6.3 Categories of Vendors Poorly Served
Private companies with minimal web presence
Companies operating primarily outside the US
Companies that do not publish any compliance information publicly
Infrastructure-level vendors (IaaS, PaaS) whose compliance posture is documented in separate compliance portals with different URL patterns
6.4 What the Methodology Cannot Detect
Fabricated evidence within confidential audit reports (requires access to the report)
Auditor capture or independence issues (requires insight into auditor-client relationship economics)
Internal compliance program effectiveness (requires internal access)
Social engineering susceptibility (requires active testing, which we do not perform)
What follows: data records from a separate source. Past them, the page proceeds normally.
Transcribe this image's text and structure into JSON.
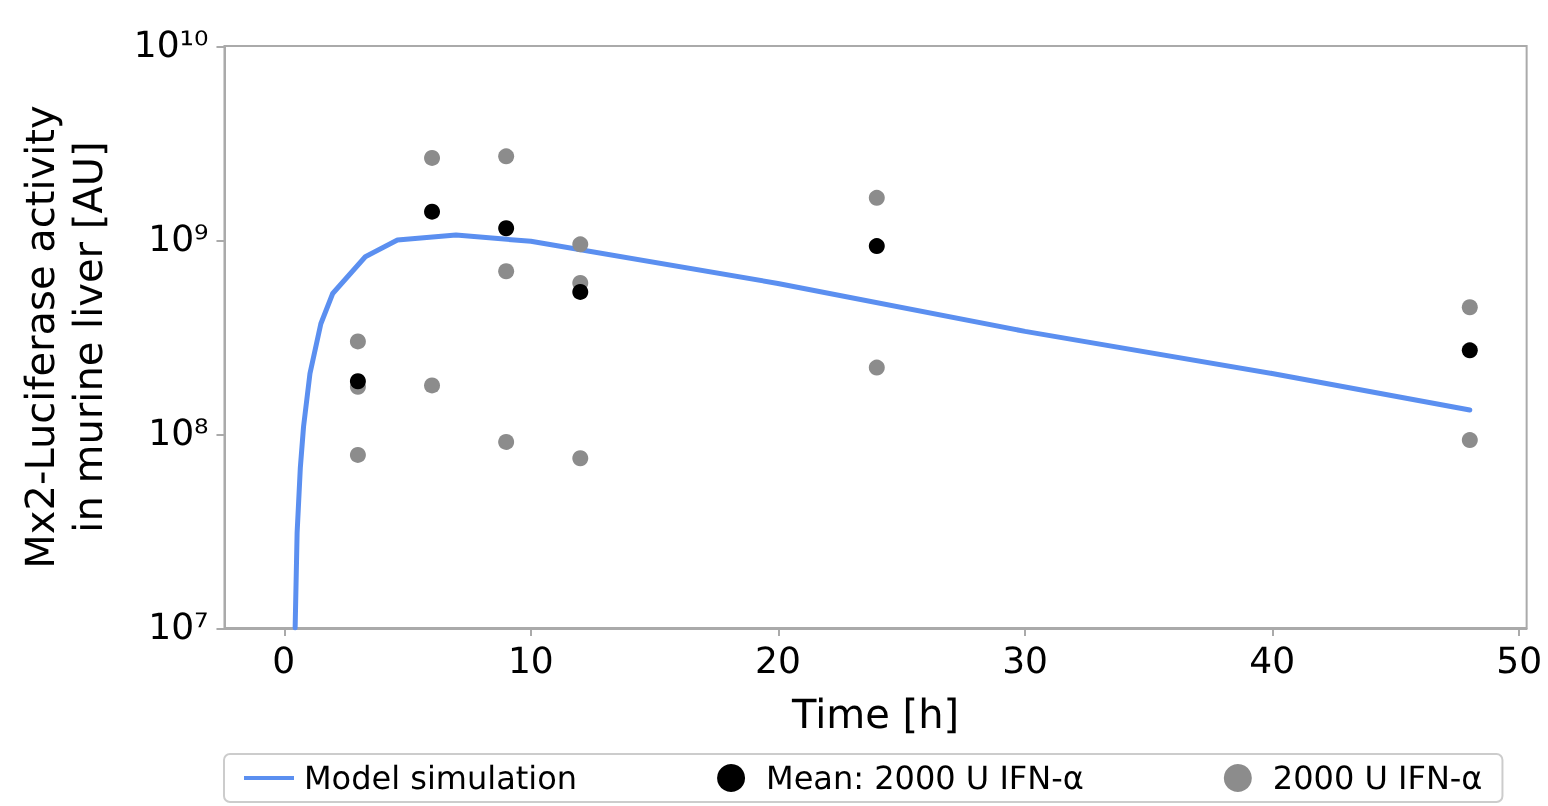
{
  "chart_data": {
    "type": "scatter",
    "xlabel": "Time [h]",
    "ylabel": "Mx2-Luciferase activity\nin murine liver [AU]",
    "log": "y",
    "grid": false,
    "legend": "bottom",
    "marker": "circle",
    "xlim": [
      -2.4,
      50.3
    ],
    "xticks": [
      0,
      10,
      20,
      30,
      40,
      50
    ],
    "ylim": [
      10000000,
      10000000000
    ],
    "yticks": [
      {
        "value": 10000000,
        "label": "10⁷"
      },
      {
        "value": 100000000,
        "label": "10⁸"
      },
      {
        "value": 1000000000,
        "label": "10⁹"
      },
      {
        "value": 10000000000,
        "label": "10¹⁰"
      }
    ],
    "series": [
      {
        "name": "Model simulation",
        "type": "line",
        "marker": "none",
        "color": "#5b8ff0",
        "x": [
          0.46,
          0.54,
          0.67,
          0.8,
          1.06,
          1.5,
          1.98,
          3.3,
          4.6,
          6.97,
          10,
          20,
          30,
          40,
          48
        ],
        "values": [
          10000000,
          31000000,
          67000000,
          109000000,
          205000000,
          370000000,
          530000000,
          820000000,
          1000000000,
          1060000000,
          985000000,
          597000000,
          338000000,
          205000000,
          133000000
        ]
      },
      {
        "name": "Mean: 2000 U IFN-α",
        "color": "#000000",
        "x": [
          3,
          6,
          9,
          12,
          24,
          48
        ],
        "values": [
          187000000,
          1400000000,
          1150000000,
          540000000,
          930000000,
          270000000
        ]
      },
      {
        "name": "2000 U IFN-α",
        "color": "#8c8c8c",
        "x": [
          3,
          3,
          3,
          6,
          6,
          9,
          9,
          9,
          12,
          12,
          12,
          24,
          24,
          48,
          48
        ],
        "values": [
          300000000,
          175000000,
          78000000,
          2650000000,
          178000000,
          2700000000,
          690000000,
          91000000,
          950000000,
          600000000,
          75000000,
          1650000000,
          220000000,
          450000000,
          93000000
        ]
      }
    ]
  }
}
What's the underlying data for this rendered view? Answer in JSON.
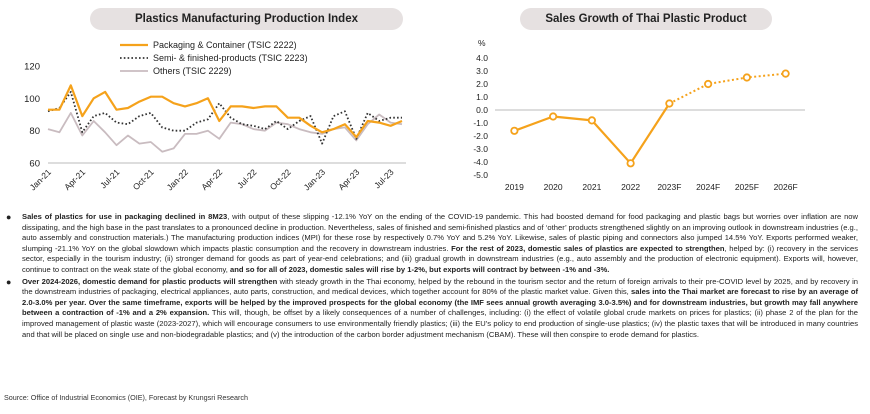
{
  "left_chart_title": "Plastics Manufacturing Production Index",
  "right_chart_title": "Sales Growth of Thai Plastic Product",
  "chart_data": [
    {
      "type": "line",
      "title": "Plastics Manufacturing Production Index",
      "x": [
        "Jan-21",
        "Feb-21",
        "Mar-21",
        "Apr-21",
        "May-21",
        "Jun-21",
        "Jul-21",
        "Aug-21",
        "Sep-21",
        "Oct-21",
        "Nov-21",
        "Dec-21",
        "Jan-22",
        "Feb-22",
        "Mar-22",
        "Apr-22",
        "May-22",
        "Jun-22",
        "Jul-22",
        "Aug-22",
        "Sep-22",
        "Oct-22",
        "Nov-22",
        "Dec-22",
        "Jan-23",
        "Feb-23",
        "Mar-23",
        "Apr-23",
        "May-23",
        "Jun-23",
        "Jul-23",
        "Aug-23"
      ],
      "x_tick_labels": [
        "Jan-21",
        "Apr-21",
        "Jul-21",
        "Oct-21",
        "Jan-22",
        "Apr-22",
        "Jul-22",
        "Oct-22",
        "Jan-23",
        "Apr-23",
        "Jul-23"
      ],
      "y_ticks": [
        60,
        80,
        100,
        120
      ],
      "ylim": [
        60,
        120
      ],
      "legend_position": "top-left",
      "series": [
        {
          "name": "Packaging & Container (TSIC 2222)",
          "color": "#f5a21b",
          "style": "solid",
          "values": [
            93,
            93,
            108,
            89,
            100,
            104,
            93,
            94,
            98,
            101,
            101,
            97,
            95,
            97,
            100,
            86,
            95,
            95,
            94,
            95,
            95,
            88,
            88,
            83,
            79,
            81,
            84,
            76,
            86,
            85,
            83,
            86
          ]
        },
        {
          "name": "Semi- & finished-products (TSIC 2223)",
          "color": "#333333",
          "style": "dotted",
          "values": [
            92,
            94,
            104,
            79,
            89,
            91,
            85,
            84,
            89,
            91,
            82,
            80,
            80,
            85,
            87,
            97,
            88,
            84,
            83,
            81,
            86,
            81,
            86,
            89,
            72,
            89,
            92,
            75,
            91,
            86,
            88,
            88
          ]
        },
        {
          "name": "Others (TSIC 2229)",
          "color": "#c9bcc0",
          "style": "solid",
          "values": [
            81,
            79,
            91,
            77,
            86,
            79,
            71,
            77,
            72,
            73,
            67,
            69,
            78,
            78,
            80,
            75,
            85,
            84,
            81,
            80,
            85,
            84,
            81,
            79,
            78,
            81,
            82,
            74,
            84,
            90,
            85,
            84
          ]
        }
      ]
    },
    {
      "type": "line",
      "title": "Sales Growth of Thai Plastic Product",
      "ylabel": "%",
      "categories": [
        "2019",
        "2020",
        "2021",
        "2022",
        "2023F",
        "2024F",
        "2025F",
        "2026F"
      ],
      "y_tick_labels": [
        "4.0",
        "3.0",
        "2.0",
        "1.0",
        "0.0",
        "-1.0",
        "-2.0",
        "-3.0",
        "-4.0",
        "-5.0"
      ],
      "ylim": [
        -5,
        4
      ],
      "color": "#f5a21b",
      "values": [
        -1.6,
        -0.5,
        -0.8,
        -4.1,
        0.5,
        2.0,
        2.5,
        2.8
      ],
      "forecast_from_index": 4
    }
  ],
  "bullets": [
    {
      "parts": [
        {
          "b": true,
          "t": "Sales of plastics for use in packaging declined in 8M23"
        },
        {
          "b": false,
          "t": ", with output of these slipping -12.1% YoY on the ending of the COVID-19 pandemic. This had boosted demand for food packaging and plastic bags but worries over inflation are now dissipating, and the high base in the past translates to a pronounced decline in production. Nevertheless, sales of finished and semi-finished plastics and of ‘other’ products strengthened slightly on an improving outlook in downstream industries (e.g., auto assembly and construction materials.) The manufacturing production indices (MPI) for these rose by respectively 0.7% YoY and 5.2% YoY. Likewise, sales of plastic piping and connectors also jumped 14.5% YoY. Exports performed weaker, slumping -21.1% YoY on the global slowdown which impacts plastic consumption and the recovery in downstream industries. "
        },
        {
          "b": true,
          "t": "For the rest of 2023, domestic sales of plastics are expected to strengthen"
        },
        {
          "b": false,
          "t": ", helped by: (i) recovery in the services sector, especially in the tourism industry; (ii) stronger demand for goods as part of year-end celebrations; and (iii) gradual growth in downstream industries (e.g., auto assembly and the production of electronic equipment). Exports will, however, continue to contract on the weak state of the global economy, "
        },
        {
          "b": true,
          "t": "and so for all of 2023, domestic sales will rise by 1-2%, but exports will contract by between -1% and -3%."
        }
      ]
    },
    {
      "parts": [
        {
          "b": true,
          "t": "Over 2024-2026, domestic demand for plastic products will strengthen"
        },
        {
          "b": false,
          "t": " with steady growth in the Thai economy, helped by the rebound in the tourism sector and the return of foreign arrivals to their pre-COVID level by 2025, and by recovery in the downstream industries of packaging, electrical appliances, auto parts, construction, and medical devices, which together account for 80% of the plastic market value. Given this, "
        },
        {
          "b": true,
          "t": "sales into the Thai market are forecast to rise by an average of 2.0-3.0% per year. Over the same timeframe, exports will be helped by the improved prospects for the global economy (the IMF sees annual growth averaging 3.0-3.5%) and for downstream industries, but growth may fall anywhere between a contraction of -1% and a 2% expansion."
        },
        {
          "b": false,
          "t": " This will, though, be offset by a likely consequences of a number of challenges, including: (i) the effect of volatile global crude markets on prices for plastics; (ii) phase 2 of the plan for the improved management of plastic waste (2023-2027), which will encourage consumers to use environmentally friendly plastics; (iii) the EU’s policy to end production of single-use plastics; (iv) the plastic taxes that will be introduced in many countries and that will be placed on single use and non-biodegradable plastics; and (v) the introduction of the carbon border adjustment mechanism (CBAM). These will then conspire to erode demand for plastics."
        }
      ]
    }
  ],
  "source": "Source: Office of Industrial Economics (OIE), Forecast by Krungsri Research"
}
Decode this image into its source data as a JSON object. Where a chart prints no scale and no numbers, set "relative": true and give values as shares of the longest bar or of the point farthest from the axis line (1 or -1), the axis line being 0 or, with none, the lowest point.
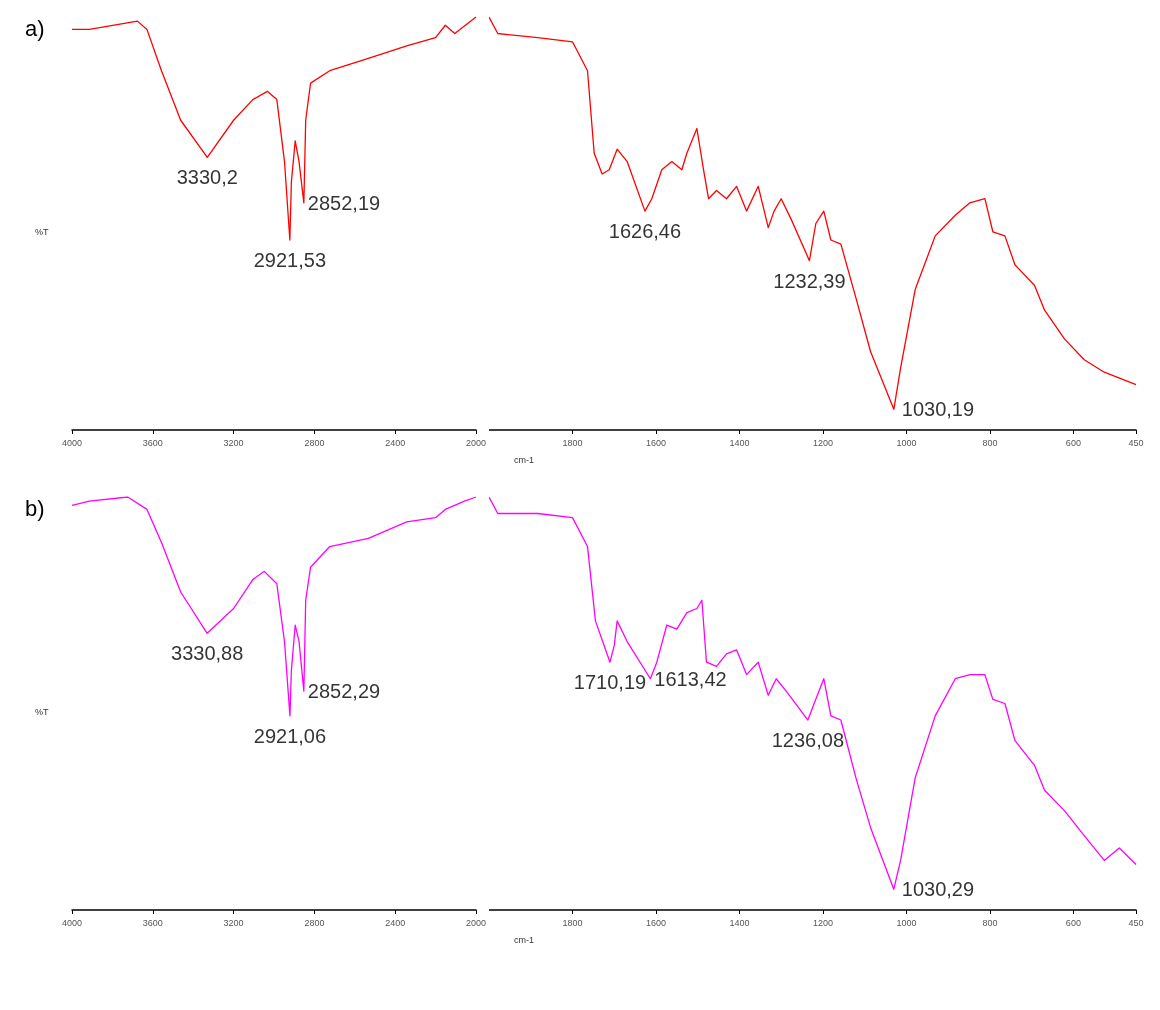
{
  "chart_data": [
    {
      "type": "line",
      "title": "a)",
      "ylabel": "%T",
      "relative": true,
      "xlim": [
        4000,
        2000
      ],
      "xticks": [
        4000,
        3600,
        3200,
        2800,
        2400,
        2000
      ],
      "series": [
        {
          "color": "#ff0000",
          "x": [
            4000,
            3914,
            3676,
            3629,
            3557,
            3462,
            3330.2,
            3200,
            3105,
            3033,
            2986,
            2948,
            2921.53,
            2914,
            2895,
            2876,
            2852.19,
            2843,
            2819,
            2724,
            2533,
            2343,
            2200,
            2152,
            2105,
            2000
          ],
          "values": [
            0.97,
            0.97,
            0.99,
            0.97,
            0.87,
            0.75,
            0.66,
            0.75,
            0.8,
            0.82,
            0.8,
            0.65,
            0.46,
            0.6,
            0.7,
            0.65,
            0.55,
            0.75,
            0.84,
            0.87,
            0.9,
            0.93,
            0.95,
            0.98,
            0.96,
            1
          ]
        }
      ],
      "annotations": [
        {
          "text": "3330,2",
          "x": 3330.2,
          "y": 0.66
        },
        {
          "text": "2921,53",
          "x": 2921.53,
          "y": 0.46
        },
        {
          "text": "2852,19",
          "x": 2852.19,
          "y": 0.55
        }
      ]
    },
    {
      "type": "line",
      "xlabel": "cm-1",
      "relative": true,
      "xlim": [
        2000,
        450
      ],
      "xticks": [
        1800,
        1600,
        1400,
        1200,
        1000,
        800,
        600,
        450
      ],
      "series": [
        {
          "color": "#ff0000",
          "x": [
            2000,
            1979,
            1883,
            1800,
            1764,
            1748,
            1729,
            1712,
            1693,
            1669,
            1626.46,
            1610,
            1586,
            1562,
            1538,
            1526,
            1502,
            1486,
            1474,
            1455,
            1431,
            1407,
            1383,
            1355,
            1331,
            1317,
            1300,
            1276,
            1232.39,
            1217,
            1198,
            1181,
            1157,
            1121,
            1086,
            1030.19,
            1014,
            979,
            931,
            883,
            848,
            812,
            793,
            764,
            740,
            693,
            669,
            621,
            574,
            526,
            450
          ],
          "values": [
            1,
            0.96,
            0.95,
            0.94,
            0.87,
            0.67,
            0.62,
            0.63,
            0.68,
            0.65,
            0.53,
            0.56,
            0.63,
            0.65,
            0.63,
            0.67,
            0.73,
            0.63,
            0.56,
            0.58,
            0.56,
            0.59,
            0.53,
            0.59,
            0.49,
            0.53,
            0.56,
            0.51,
            0.41,
            0.5,
            0.53,
            0.46,
            0.45,
            0.32,
            0.19,
            0.05,
            0.15,
            0.34,
            0.47,
            0.52,
            0.55,
            0.56,
            0.48,
            0.47,
            0.4,
            0.35,
            0.29,
            0.22,
            0.17,
            0.14,
            0.11
          ]
        }
      ],
      "annotations": [
        {
          "text": "1626,46",
          "x": 1626.46,
          "y": 0.53
        },
        {
          "text": "1232,39",
          "x": 1232.39,
          "y": 0.41
        },
        {
          "text": "1030,19",
          "x": 1030.19,
          "y": 0.05
        }
      ]
    },
    {
      "type": "line",
      "title": "b)",
      "ylabel": "%T",
      "relative": true,
      "xlim": [
        4000,
        2000
      ],
      "xticks": [
        4000,
        3600,
        3200,
        2800,
        2400,
        2000
      ],
      "series": [
        {
          "color": "#ff00ff",
          "x": [
            4000,
            3914,
            3724,
            3629,
            3557,
            3462,
            3330.88,
            3200,
            3105,
            3048,
            2986,
            2948,
            2921.06,
            2914,
            2895,
            2876,
            2852.29,
            2843,
            2819,
            2724,
            2533,
            2343,
            2200,
            2152,
            2057,
            2000
          ],
          "values": [
            0.98,
            0.99,
            1,
            0.97,
            0.89,
            0.77,
            0.67,
            0.73,
            0.8,
            0.82,
            0.79,
            0.65,
            0.47,
            0.58,
            0.69,
            0.65,
            0.53,
            0.75,
            0.83,
            0.88,
            0.9,
            0.94,
            0.95,
            0.97,
            0.99,
            1
          ]
        }
      ],
      "annotations": [
        {
          "text": "3330,88",
          "x": 3330.88,
          "y": 0.67
        },
        {
          "text": "2921,06",
          "x": 2921.06,
          "y": 0.47
        },
        {
          "text": "2852,29",
          "x": 2852.29,
          "y": 0.53
        }
      ]
    },
    {
      "type": "line",
      "xlabel": "cm-1",
      "relative": true,
      "xlim": [
        2000,
        450
      ],
      "xticks": [
        1800,
        1600,
        1400,
        1200,
        1000,
        800,
        600,
        450
      ],
      "series": [
        {
          "color": "#ff00ff",
          "x": [
            2000,
            1979,
            1883,
            1800,
            1764,
            1745,
            1710.19,
            1700,
            1693,
            1669,
            1613.42,
            1598,
            1574,
            1550,
            1526,
            1502,
            1490,
            1479,
            1455,
            1431,
            1407,
            1383,
            1355,
            1331,
            1312,
            1288,
            1236.08,
            1221,
            1198,
            1181,
            1157,
            1121,
            1086,
            1030.29,
            1014,
            979,
            931,
            883,
            848,
            812,
            793,
            764,
            740,
            693,
            669,
            621,
            574,
            526,
            490,
            450
          ],
          "values": [
            1,
            0.96,
            0.96,
            0.95,
            0.88,
            0.7,
            0.6,
            0.64,
            0.7,
            0.65,
            0.56,
            0.6,
            0.69,
            0.68,
            0.72,
            0.73,
            0.75,
            0.6,
            0.59,
            0.62,
            0.63,
            0.57,
            0.6,
            0.52,
            0.56,
            0.53,
            0.46,
            0.5,
            0.56,
            0.47,
            0.46,
            0.32,
            0.2,
            0.05,
            0.12,
            0.32,
            0.47,
            0.56,
            0.57,
            0.57,
            0.51,
            0.5,
            0.41,
            0.35,
            0.29,
            0.24,
            0.18,
            0.12,
            0.15,
            0.11
          ]
        }
      ],
      "annotations": [
        {
          "text": "1710,19",
          "x": 1710.19,
          "y": 0.6
        },
        {
          "text": "1613,42",
          "x": 1613.42,
          "y": 0.56
        },
        {
          "text": "1236,08",
          "x": 1236.08,
          "y": 0.46
        },
        {
          "text": "1030,29",
          "x": 1030.29,
          "y": 0.05
        }
      ]
    }
  ]
}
Accuracy of specific technical controls (requires technical assessment, which we do not perform)
7. Version History
Version
Date
Changes
Backward Compatible
v1.0
2026-04-06
Initial release. 14 public signal sources. Deterministic pipeline. No scoring — findings only.
N/A (initial)
Planned for v1.1
Additional signal sources (paste-site corroborative signals, WHOIS history)
Improved temporal matching with audit period extraction from SOC 3 PDFs
Expanded audit firm database
Planned for v2.0 (post-legal review)
Optional Defensibility Score (0–100, weighted composite of findings)
SOC 2 Type II report metadata ingestion (control descriptions, audit firm, dates — not full report)
Continuous monitoring mode (weekly signal refresh)
8. Pipeline Architecture
INPUT: Vendor Name
│
├─ Step 1: Vendor Profile Assembly
│ └─ Queries: SEC/EDGAR, CT Logs, GitHub Advisories,
│ PCAOB, USPTO, Wayback Machine, CourtListener
│ └─ Output: 01-vendor-profile.json
│
├─ Step 2: Claim Extraction
│ └─ Scans: Trust pages, third-party trust centers,
│ SOC 3 download URLs
│ └─ Extracts: Certifications, audit firm, security claims
│ └─ Output: 02-claims.json
│
├─ Step 3: Cross-Reference Analysis
│ └─ Matches: Public signals against extracted claims
│ └─ Classifies: Contradiction / Gap / Observation
│ └─ Output: 03-cross-references.json
│
├─ Step 4: Fraud Pattern Match
│ └─ Checks: Auditor legitimacy, certification speed,
│ infrastructure scope, breach history
│ └─ Output: 04-pattern-matches.json
│
└─ Step 5: Report Generation
└─ Assembles: All findings into structured report
└─ Includes: Subject, methodology disclosure, findings,
│ questions, signal freshness, summary
└─ Output: findings-report.md
NOTE: Steps 1–4 are fully deterministic (scripts, regex, API queries).
Step 5 assembles structured data into report format.
LLM interpretation is available as an optional enhancement
in future versions.
This methodology document is versioned and published at verityhelm.com/methodology. Any changes result in a version increment documented in the Version History section. Findings reports reference the specific methodology version under which they were produced.